The HIV Challenge was announced at the Center for Medicare & Medicaid Innovation Care Innovations Summit in Washington, D.C. ( www.hcidc.org ).
Kaiser Permanente, the nation’s largest nonprofit health care provider, has treated more than 60,000 people since the HIV epidemic emerged 30 years ago, and has reduced disparities among its current HIV population of more than 20,000 people by working to meet or exceed the objectives of the U.S. National HIV / AIDS Strategy.
The crux of the HIV Challenge (kp.org/hivchallenge) is to challenge other private health care providers and public and community health clinics to increase the number of HIV-positive people getting effective treatment by sharing Kaiser Permanente’s toolkit of clinical best practices, provider and patient education materials, mentoring, training and health IT expertise.
(Watch the excellent video series about Kaiser’s HIV Challenge here)
HIV is still an epidemic in the United States, with 56,000 people becoming infected each year and more than 1.1 million Americans living with HIV, but one in five people with HIV don’t know they are infected.
“The organizations presenting challenges here today are pushing the best minds in the country to create a better health care system. They represent exciting solutions to help address some of the nation’s most urgent health needs,” said CMS Acting Administrator Marilyn Tavenner.
Health care disparities are gaps in the quality of care associated with inequities encountered by racial, ethnic, poor and marginalized groups. The HIV Challenge is part of Kaiser Permanente’s larger work to identify, measure, research and eliminate disparities in health and health care in the United States. To learn more go to kp.org/healthdisparities.
“Too many people are unaware they have HIV because access to effective prevention and care is insufficient,” said Michael Horberg, MD, director of HIV/AIDS for Kaiser Permanente, executive director of research for Mid-Atlantic Permanente Medical Group, and a member of the Presidential Advisory Council on HIV/AIDS. “People with HIV need to get into treatment because quality HIV treatment prevents others from getting infected. Patients on effective therapy and better case management are living longer and more productive lives. However, quality HIV treatment requires effort.”
Kaiser Permanente has demonstrated excellence in HIV clinical care outcomes with:
As part of its HIV Challenge effort, Kaiser Permanente is sharing these best practices and tools for private health care providers and community health clinics to replicate: quality improvement programs that measure gaps in care; testing, prevention and treatment guidelines; how to set up multi-disciplinary care team models that emphasize the “medical home” so HIV specialists, care managers, clinical pharmacists and providers work together; and education for both the provider and patient.

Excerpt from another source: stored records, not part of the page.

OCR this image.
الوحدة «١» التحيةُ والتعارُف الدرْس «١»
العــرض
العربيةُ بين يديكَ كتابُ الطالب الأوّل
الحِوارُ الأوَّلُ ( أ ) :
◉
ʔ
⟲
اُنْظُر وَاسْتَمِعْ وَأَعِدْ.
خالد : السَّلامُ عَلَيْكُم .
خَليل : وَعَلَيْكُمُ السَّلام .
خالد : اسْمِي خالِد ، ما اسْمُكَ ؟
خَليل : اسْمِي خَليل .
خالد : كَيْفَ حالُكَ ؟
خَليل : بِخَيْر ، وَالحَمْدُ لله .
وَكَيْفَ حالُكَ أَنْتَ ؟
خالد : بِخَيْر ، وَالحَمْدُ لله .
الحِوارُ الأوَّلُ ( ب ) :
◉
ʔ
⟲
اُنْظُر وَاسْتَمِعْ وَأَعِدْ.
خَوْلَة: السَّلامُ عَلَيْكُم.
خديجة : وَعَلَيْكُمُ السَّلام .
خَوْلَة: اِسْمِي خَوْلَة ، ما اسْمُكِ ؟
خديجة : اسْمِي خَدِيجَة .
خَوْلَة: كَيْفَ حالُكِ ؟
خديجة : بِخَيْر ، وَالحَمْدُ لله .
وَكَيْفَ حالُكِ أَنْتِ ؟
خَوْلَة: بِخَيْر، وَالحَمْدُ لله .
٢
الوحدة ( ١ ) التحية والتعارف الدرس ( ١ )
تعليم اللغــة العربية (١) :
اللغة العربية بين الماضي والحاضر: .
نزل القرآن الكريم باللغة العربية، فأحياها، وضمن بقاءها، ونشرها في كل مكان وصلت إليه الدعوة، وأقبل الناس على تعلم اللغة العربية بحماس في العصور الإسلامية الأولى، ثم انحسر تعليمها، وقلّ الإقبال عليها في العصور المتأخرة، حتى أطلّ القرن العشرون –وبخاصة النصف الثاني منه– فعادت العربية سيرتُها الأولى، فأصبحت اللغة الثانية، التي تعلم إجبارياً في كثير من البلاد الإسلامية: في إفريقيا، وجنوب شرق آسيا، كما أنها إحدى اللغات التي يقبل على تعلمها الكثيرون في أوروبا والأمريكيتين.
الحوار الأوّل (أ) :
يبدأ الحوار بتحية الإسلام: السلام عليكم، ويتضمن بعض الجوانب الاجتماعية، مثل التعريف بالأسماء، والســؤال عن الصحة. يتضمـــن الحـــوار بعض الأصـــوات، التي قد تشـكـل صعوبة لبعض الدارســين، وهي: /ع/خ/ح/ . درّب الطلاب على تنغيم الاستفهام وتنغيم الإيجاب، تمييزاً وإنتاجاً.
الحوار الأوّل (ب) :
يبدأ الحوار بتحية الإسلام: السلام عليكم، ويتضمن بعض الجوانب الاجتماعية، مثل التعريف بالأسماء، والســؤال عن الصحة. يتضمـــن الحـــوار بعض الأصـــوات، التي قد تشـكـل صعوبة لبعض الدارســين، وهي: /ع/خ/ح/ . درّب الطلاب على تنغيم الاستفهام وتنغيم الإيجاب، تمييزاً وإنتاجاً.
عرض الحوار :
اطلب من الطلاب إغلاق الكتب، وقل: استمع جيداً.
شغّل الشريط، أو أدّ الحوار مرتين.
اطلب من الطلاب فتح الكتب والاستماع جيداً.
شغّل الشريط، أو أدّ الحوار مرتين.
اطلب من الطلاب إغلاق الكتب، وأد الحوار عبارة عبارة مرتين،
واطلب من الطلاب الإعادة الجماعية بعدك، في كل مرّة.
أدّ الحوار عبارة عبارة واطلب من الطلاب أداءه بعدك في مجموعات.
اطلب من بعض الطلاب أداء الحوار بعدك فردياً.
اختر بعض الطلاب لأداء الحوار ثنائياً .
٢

For more details on the HIV Challenge, to download the best-practices toolkit and to watch videos of success stories in setting up HIV clinics and reducing disparities, go to: kp.org/hivchallenge
“Our success in the treatment of patients with HIV/AIDS results from the excellence of our clinicians, our advanced IT systems, our integrated delivery system and our effective coordination across specialties,” said Robert Pearl, MD, chief executive officer and executive medical director of The Permanente Medical Group and Mid-Atlantic Permanente Medical Group. “In the same way that we have reduced the chances of our patients dying from cardiovascular disease and cancer significantly below the national averages, we have achieved outstanding clinical outcomes for our patients with HIV/AIDS.”
The National HIV/AIDS Strategy ( http://www.aids.gov/federal-resources/policies/national-hiv-aids-strategy/ ) calls for increased testing so that all Americans can know their HIV status, increased access to culturally sensitive prevention messages, community-targeted prevention and condom and clean needle access. NHAS also calls for improving access to quality HIV care because HIV medications not only improve individuals’ health and extend their life expectancy, they also reduce their risk of transmitting HIV to others. A recent scientific study found that effectively treating HIV patients with antiretroviral medications reduces HIV transmission by 96 percent. The study, known as HPTN 052, found that treating people with antiretroviral drugs before they are symptomatic can reduce the amount of virus in the blood sufficiently to reduce the risk of sexual transmission of HIV to an uninfected partner.
The Kaiser Permanente HIV Challenge is part of Kaiser Permanente’s ongoing research of HIV and HIV treatment. Published Kaiser Permanente research studies include:
About the Care Innovations Summit:
Sponsored jointly by the Department of Health and Human Services, the Centers for Medicare & Medicaid Services, Health Affairs, and the West Wireless Health Institute, the Care Innovations Summit brings together more than 1,000 health care leaders, entrepreneurs, innovators, government officials, and finance experts to stimulate investment in a high-quality, sustainable health care system. Made possible by the Affordable Care Act and the Obama Administration’s commitment to open government, the Summit represents a new opportunity for industry and government to work together to help spur innovation in the public and private sectors to improve health care quality as never before and lower costs through improvement.
About Kaiser Permanente
Kaiser Permanente is committed to helping shape the future of health care. We are recognized as one of America’s leading health care providers and not-for-profit health plans. Founded in 1945, our mission is to provide high-quality, affordable health care services and to improve the health of our members and the communities we serve. We currently serve 8.9 million members in nine states and the District of Columbia. Care for members and patients is focused on their total health and guided by their personal physicians, specialists and team of caregivers. Our expert and caring medical teams are empowered and supported by industry-leading technology advances and tools for health promotion, disease prevention, state-of-the art care delivery and world-class chronic disease management. Kaiser Permanente is dedicated to care innovations, clinical research, health education and the support of community health. For more information, go to: http://www.kp.org/newscenter .
For more information:
Danielle Cass, danielle.x.cass@kp.org, 510-267-5354
Farra Levin, farra.r.levin@kp.org, 510-267-7364
SOURCE Kaiser Permanente
Phyllis and Bandit
I’m a dog lover. I’ve had many important dogs in my life- from the dog I got for my sixth birthday, Ruff- to Bandit and Phyllis, our dogs today. Animals can provide a lot of joy, comfort and support- and for a lot of persons with HIV, they often provide an excellent reason to take better care of themselves.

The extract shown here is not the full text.